Careful what you wish for
Bolsonaro has left him some gaping, political and financial challenges. There is a $70-billion fiscal deficit that will require painful spending cutbacks. Lula's former central bank chief, Henrique Meirelles, the author of a law to limit public spending, recently said the state might allow itself to spend $20 billion above the limit at most, to moderate the social impact of spending cuts.
Another explosive scenario concerns the mass of more than 30 million Brazilians living in abject poverty and threatened with malnutrition. Bolsonaro's social aid programs — launched ahead of his campaign — are unaffordable but cannot be ended.
That means Lula will have to negotiate with a ferocious opposition on every move to tackle the explosive social and economic crisis left on his plate. And this is in a part of the world that has shown there are no honeymoon periods with governments, as Colombia and Chile have shown most recently.
Farther abroad, President Joseph Biden's swift congratulations to Lula indicate the United States' keen interest in this political shift. The entire Latin American region seems to be in crisis, and the United States could lately see none of its governments as a truly reliable partner.
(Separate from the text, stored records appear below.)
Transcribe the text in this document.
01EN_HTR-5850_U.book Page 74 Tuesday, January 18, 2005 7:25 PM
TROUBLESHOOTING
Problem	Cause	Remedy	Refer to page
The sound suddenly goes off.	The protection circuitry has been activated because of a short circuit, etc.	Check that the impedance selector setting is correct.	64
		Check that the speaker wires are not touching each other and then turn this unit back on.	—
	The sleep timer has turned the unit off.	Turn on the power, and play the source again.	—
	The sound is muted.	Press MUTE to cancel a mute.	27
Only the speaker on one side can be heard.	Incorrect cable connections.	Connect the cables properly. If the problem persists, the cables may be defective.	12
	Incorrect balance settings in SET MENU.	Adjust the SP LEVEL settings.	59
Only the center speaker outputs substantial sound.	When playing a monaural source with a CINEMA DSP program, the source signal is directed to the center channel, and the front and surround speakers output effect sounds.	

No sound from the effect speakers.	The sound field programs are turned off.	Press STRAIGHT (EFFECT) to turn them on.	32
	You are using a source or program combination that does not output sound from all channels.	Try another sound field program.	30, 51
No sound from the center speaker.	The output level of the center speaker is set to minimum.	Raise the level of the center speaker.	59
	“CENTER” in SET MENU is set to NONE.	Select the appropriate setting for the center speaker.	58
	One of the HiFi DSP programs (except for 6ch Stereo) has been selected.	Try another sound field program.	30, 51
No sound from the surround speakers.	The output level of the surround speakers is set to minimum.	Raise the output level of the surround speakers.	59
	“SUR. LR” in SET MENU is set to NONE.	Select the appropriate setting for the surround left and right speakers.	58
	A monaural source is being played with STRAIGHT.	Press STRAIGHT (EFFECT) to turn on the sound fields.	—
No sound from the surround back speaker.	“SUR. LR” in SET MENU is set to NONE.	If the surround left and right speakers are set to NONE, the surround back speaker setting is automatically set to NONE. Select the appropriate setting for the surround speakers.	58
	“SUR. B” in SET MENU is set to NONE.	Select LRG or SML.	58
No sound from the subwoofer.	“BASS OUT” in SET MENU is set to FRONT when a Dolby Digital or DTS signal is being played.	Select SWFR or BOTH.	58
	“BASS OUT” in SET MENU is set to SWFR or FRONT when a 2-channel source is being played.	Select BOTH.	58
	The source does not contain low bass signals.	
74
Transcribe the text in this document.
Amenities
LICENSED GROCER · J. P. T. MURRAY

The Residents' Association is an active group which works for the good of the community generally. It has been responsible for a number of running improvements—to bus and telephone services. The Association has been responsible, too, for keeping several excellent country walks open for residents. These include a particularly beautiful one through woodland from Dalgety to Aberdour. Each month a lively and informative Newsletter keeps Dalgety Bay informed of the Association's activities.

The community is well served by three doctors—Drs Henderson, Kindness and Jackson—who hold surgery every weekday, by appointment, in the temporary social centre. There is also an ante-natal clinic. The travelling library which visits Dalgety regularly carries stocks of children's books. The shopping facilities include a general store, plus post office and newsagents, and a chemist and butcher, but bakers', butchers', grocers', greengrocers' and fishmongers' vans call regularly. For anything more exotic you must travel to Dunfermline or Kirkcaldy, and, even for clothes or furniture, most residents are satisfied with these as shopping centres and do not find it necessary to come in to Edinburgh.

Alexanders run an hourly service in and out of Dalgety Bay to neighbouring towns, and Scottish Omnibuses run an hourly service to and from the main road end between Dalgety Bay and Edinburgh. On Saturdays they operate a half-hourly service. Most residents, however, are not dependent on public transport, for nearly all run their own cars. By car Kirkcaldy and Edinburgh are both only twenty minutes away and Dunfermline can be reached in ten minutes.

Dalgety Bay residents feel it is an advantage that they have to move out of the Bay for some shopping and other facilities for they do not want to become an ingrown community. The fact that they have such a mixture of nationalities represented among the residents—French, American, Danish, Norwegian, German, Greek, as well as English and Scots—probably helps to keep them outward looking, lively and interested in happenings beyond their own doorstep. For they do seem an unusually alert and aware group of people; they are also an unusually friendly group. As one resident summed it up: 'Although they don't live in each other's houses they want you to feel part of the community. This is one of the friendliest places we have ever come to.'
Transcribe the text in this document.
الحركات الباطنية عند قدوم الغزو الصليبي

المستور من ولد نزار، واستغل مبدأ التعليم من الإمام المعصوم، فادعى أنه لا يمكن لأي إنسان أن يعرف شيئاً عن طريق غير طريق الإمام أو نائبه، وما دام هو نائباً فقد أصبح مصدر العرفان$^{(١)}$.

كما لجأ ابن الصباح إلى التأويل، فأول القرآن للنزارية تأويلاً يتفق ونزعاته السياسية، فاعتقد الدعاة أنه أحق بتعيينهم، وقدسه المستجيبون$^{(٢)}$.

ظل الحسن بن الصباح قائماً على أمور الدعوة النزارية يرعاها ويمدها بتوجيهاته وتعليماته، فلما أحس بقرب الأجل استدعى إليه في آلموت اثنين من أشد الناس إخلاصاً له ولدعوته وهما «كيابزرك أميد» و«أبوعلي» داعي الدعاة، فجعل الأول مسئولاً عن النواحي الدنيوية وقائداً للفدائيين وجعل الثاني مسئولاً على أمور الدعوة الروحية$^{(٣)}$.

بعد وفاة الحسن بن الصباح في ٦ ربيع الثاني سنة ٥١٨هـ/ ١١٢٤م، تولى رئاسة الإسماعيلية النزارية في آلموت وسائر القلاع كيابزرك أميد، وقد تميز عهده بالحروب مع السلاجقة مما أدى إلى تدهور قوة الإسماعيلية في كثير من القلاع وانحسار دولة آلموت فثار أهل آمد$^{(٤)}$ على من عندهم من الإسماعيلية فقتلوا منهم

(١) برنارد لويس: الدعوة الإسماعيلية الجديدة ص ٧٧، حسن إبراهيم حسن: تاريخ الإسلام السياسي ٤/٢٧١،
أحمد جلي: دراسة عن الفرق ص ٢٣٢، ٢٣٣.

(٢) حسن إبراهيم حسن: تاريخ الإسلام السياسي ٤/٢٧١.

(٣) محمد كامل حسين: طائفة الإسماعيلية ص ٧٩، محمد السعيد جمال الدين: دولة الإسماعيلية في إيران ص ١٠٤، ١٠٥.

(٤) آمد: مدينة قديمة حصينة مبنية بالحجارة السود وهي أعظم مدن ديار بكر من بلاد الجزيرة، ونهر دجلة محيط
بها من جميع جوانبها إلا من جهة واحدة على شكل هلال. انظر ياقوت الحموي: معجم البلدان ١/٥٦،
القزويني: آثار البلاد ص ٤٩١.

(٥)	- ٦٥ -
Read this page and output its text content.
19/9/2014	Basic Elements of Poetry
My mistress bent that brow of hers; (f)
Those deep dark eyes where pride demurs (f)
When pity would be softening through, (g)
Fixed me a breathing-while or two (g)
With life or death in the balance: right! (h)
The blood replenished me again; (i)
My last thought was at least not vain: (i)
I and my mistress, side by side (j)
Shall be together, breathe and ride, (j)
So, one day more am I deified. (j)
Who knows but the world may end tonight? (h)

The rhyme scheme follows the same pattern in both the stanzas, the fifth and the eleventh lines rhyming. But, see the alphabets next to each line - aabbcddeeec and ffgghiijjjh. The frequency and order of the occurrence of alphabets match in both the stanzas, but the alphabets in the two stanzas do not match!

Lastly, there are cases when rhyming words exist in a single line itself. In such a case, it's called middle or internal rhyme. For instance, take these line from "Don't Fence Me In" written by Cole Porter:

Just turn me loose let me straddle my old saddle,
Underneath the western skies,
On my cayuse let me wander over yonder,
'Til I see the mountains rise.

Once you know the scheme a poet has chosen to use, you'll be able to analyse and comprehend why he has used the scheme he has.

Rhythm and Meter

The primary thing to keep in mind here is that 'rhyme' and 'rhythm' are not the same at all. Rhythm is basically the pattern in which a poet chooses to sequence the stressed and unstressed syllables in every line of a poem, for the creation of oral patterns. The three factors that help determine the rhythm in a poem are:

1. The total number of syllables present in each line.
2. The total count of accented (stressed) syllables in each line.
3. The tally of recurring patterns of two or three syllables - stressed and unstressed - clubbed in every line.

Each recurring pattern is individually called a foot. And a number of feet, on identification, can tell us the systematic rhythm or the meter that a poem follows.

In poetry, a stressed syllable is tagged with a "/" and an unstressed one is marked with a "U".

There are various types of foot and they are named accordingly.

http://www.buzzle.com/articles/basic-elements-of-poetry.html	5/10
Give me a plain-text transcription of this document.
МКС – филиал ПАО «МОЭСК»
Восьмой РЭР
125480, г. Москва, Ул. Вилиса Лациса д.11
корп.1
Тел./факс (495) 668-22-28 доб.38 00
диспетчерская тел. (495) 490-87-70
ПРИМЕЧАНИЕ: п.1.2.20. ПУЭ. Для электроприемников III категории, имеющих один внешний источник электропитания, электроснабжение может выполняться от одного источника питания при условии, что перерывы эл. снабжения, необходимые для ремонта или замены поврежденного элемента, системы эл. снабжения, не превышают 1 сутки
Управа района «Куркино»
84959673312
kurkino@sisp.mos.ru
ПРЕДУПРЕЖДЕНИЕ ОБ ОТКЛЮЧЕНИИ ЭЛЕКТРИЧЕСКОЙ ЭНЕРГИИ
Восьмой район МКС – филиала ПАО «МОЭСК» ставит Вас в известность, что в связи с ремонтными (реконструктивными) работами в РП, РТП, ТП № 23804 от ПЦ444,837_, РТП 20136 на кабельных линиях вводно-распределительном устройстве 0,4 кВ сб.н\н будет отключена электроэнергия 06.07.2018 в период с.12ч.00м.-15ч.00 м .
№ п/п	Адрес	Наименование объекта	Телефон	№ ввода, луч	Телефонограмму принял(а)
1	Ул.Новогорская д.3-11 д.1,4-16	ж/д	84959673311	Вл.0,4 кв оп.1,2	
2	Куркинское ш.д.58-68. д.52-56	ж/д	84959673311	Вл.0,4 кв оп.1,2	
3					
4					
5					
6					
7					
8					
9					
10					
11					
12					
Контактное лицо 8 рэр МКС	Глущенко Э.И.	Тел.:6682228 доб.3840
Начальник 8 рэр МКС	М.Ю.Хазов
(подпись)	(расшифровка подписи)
Bolsonaro in particular had few ties to the neighborhood, and relations with the White House were frosty. He moved closer to Russia in fact, even after the start of the Ukraine war. The United States was waiting for the elections before appointing an ambassador in Brasilia. Another issue of concern to the world, though apparently less so to the Brazilians themselves, is the fate of the Amazon. The incoming president has promised to take protective measures.
The region (and the wider world) should view Lula victory with cautious optimism, and should avoid comparisons to Brazil that never fail to disappoint.